The third excuse is more intractable. Over a year ago, my wife and I sold our car to try to live more simply and get more exercise. Since then, I have reduced my alcohol intake, virtually cut out sweets, started wearing a pedometer and even bought Special K cereal. The pounds have dropped off, but my waistline has stubbornly refused to shift, remaining at about the size of a five-months pregnancy.
When I appeared in a football strip for a photocall for our new girls football development officer (Edinburgh's fastest growing sport), the newspapers printed the one of me lying down with my chin on a ball because the sight of my midriff in a football strip would have upset anybody's day.
The answer, I am reliably told, is that diets are not enough; you need to exercise also. The purveyors of this unhelpful advice usually have swapped their stomach for a washboard, and that's just the women. The men have no discernible paunch and healthy glows on their faces that you would never tire of slapping (excuse my bitterness, but it's just not fair).
Of course, none of this new-found sporting fanaticism has anything to do with London winning the right to host the 2012 Olympics. With fear, parenthood and vanity as my driving forces, the first two weeks of the programme look easy. Walk five minutes, alternate one minute walking, one minute running for 20 minutes and another five-minute walk. Three times a week for two weeks and then it steps up just a little. Just call me Alf Tupper!
How wrong I was. Day one in my newly purchased track suit and trainers began well, with the walk that is. By the second minute's running, I'm hoping I don't meet anyone I know, because I doubt I will be able to talk to them. By the third minute, I am sure a cardiac arrest is imminent. I am loosing the feeling in my legs and they are refusing my brain's instructions in protest.
Day two is not much better. I sweat a passable imitation of Niagara Falls and my assumption that at least I look the part is shattered when I pass some constituents and the two children just start laughing and asking their mum when the circus is coming to town. My legs are screaming about old sports injuries from games I wasn't even playing and I wonder if NHS 24 will be able to cope with my rapidly disintegrating body.
Day three is even worse. My lungs are screaming. That's not a metaphor. I can actually hear them demanding that I stop. I sook my Ventolin inhaler like a crack cocaine addict at his pipe. If Ventolin is a banned substance, the IOC drug enforcement would have a field day.

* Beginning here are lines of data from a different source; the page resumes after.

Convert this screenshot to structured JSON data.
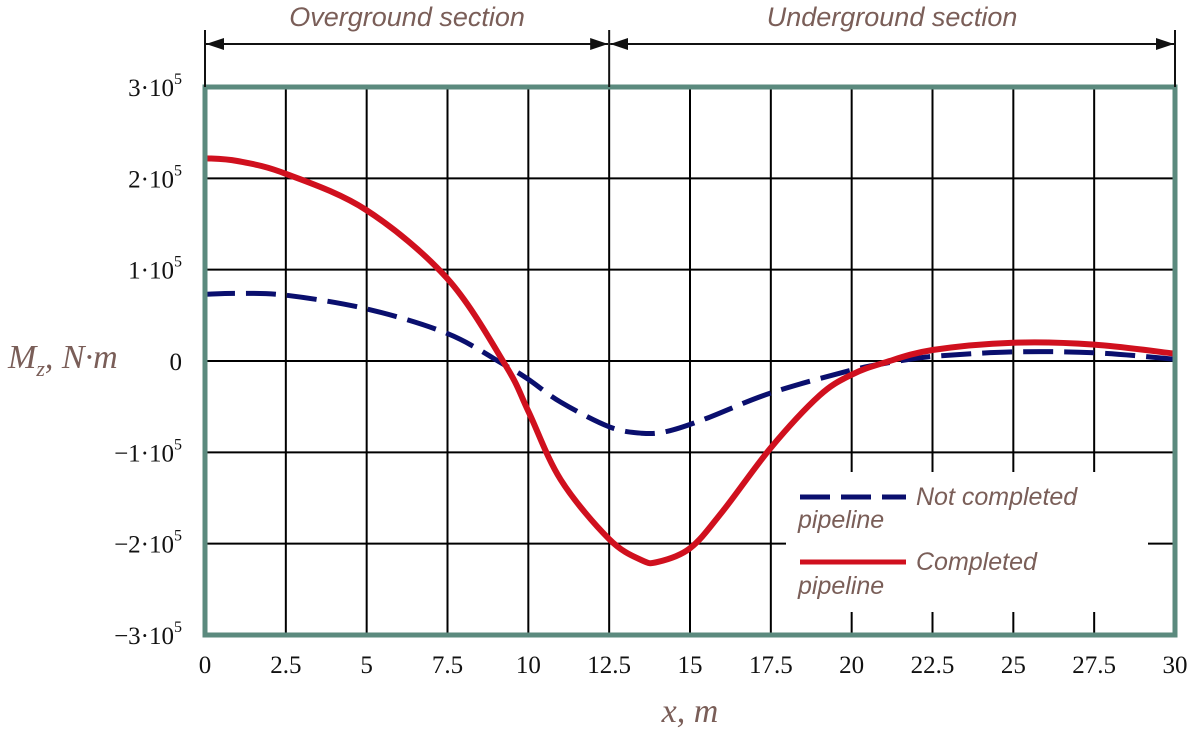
{
  "chart_data": {
    "type": "line",
    "xlabel": "x, m",
    "ylabel_main": "M",
    "ylabel_sub": "z",
    "ylabel_rest": ", N·m",
    "xlim": [
      0,
      30
    ],
    "ylim": [
      -300000,
      300000
    ],
    "grid": true,
    "x_ticks": [
      "0",
      "2.5",
      "5",
      "7.5",
      "10",
      "12.5",
      "15",
      "17.5",
      "20",
      "22.5",
      "25",
      "27.5",
      "30"
    ],
    "y_ticks": [
      {
        "value": 300000,
        "label": "3·10",
        "exp": "5"
      },
      {
        "value": 200000,
        "label": "2·10",
        "exp": "5"
      },
      {
        "value": 100000,
        "label": "1·10",
        "exp": "5"
      },
      {
        "value": 0,
        "label": "0",
        "exp": ""
      },
      {
        "value": -100000,
        "label": "−1·10",
        "exp": "5"
      },
      {
        "value": -200000,
        "label": "−2·10",
        "exp": "5"
      },
      {
        "value": -300000,
        "label": "−3·10",
        "exp": "5"
      }
    ],
    "sections": [
      {
        "label": "Overground section",
        "from": 0,
        "to": 12.5
      },
      {
        "label": "Underground section",
        "from": 12.5,
        "to": 30
      }
    ],
    "legend_position": "bottom-right",
    "series": [
      {
        "name": "Not completed pipeline",
        "legend_line1": "Not completed",
        "legend_line2": "pipeline",
        "color": "#0a0f6e",
        "style": "dashed",
        "x": [
          0,
          1,
          2.5,
          5,
          7.5,
          9.3,
          10,
          11,
          12.5,
          13.5,
          14.3,
          15.5,
          17.5,
          20,
          21.3,
          22.5,
          25,
          27.5,
          30
        ],
        "y": [
          73000,
          74000,
          72000,
          57000,
          30000,
          -5000,
          -20000,
          -45000,
          -72000,
          -79000,
          -77000,
          -63000,
          -35000,
          -10000,
          -1000,
          5000,
          10000,
          9000,
          2000
        ]
      },
      {
        "name": "Completed pipeline",
        "legend_line1": "Completed",
        "legend_line2": "pipeline",
        "color": "#d0101e",
        "style": "solid",
        "x": [
          0,
          1,
          2.5,
          5,
          7.5,
          9.3,
          10,
          11,
          12.5,
          13.5,
          14,
          15,
          16,
          17.5,
          19,
          20,
          21,
          22.5,
          25,
          27.5,
          30
        ],
        "y": [
          222000,
          219000,
          205000,
          165000,
          90000,
          -5000,
          -55000,
          -130000,
          -195000,
          -218000,
          -220000,
          -205000,
          -165000,
          -95000,
          -38000,
          -15000,
          -2000,
          12000,
          20000,
          18000,
          8000
        ]
      }
    ]
  }
}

It's now day four. I still intend to go out and waddle around the streets, but only once I have written this article and done a few more things on my "to do" list, such as fluff the cushions in the living-room and reorganise the screws in my tool-box. Not that I am avoiding the call to jog, you understand, just reprioritising.
I will continue but there is a limit to my "no pain, no gain" worldview. I console myself that those London Olympics that did not motivate me in any way are fully seven years off. It has been an object lesson in why we desperately need more sporting opportunities for young people, and the two hours of PE a week in John Beattie's report. No one should have to go through this pain.
I will not be a competitor in 2012, but my race is more significant - to get fit and fat free before it's too late. That needs to be long before the Olympic flame hits our streets and becomes the beacon of aspiration for young and old we all hope it will be.
Ewan Aitken is executive member for children and families on Edinburgh City Council and education spokesperson for the local authorities.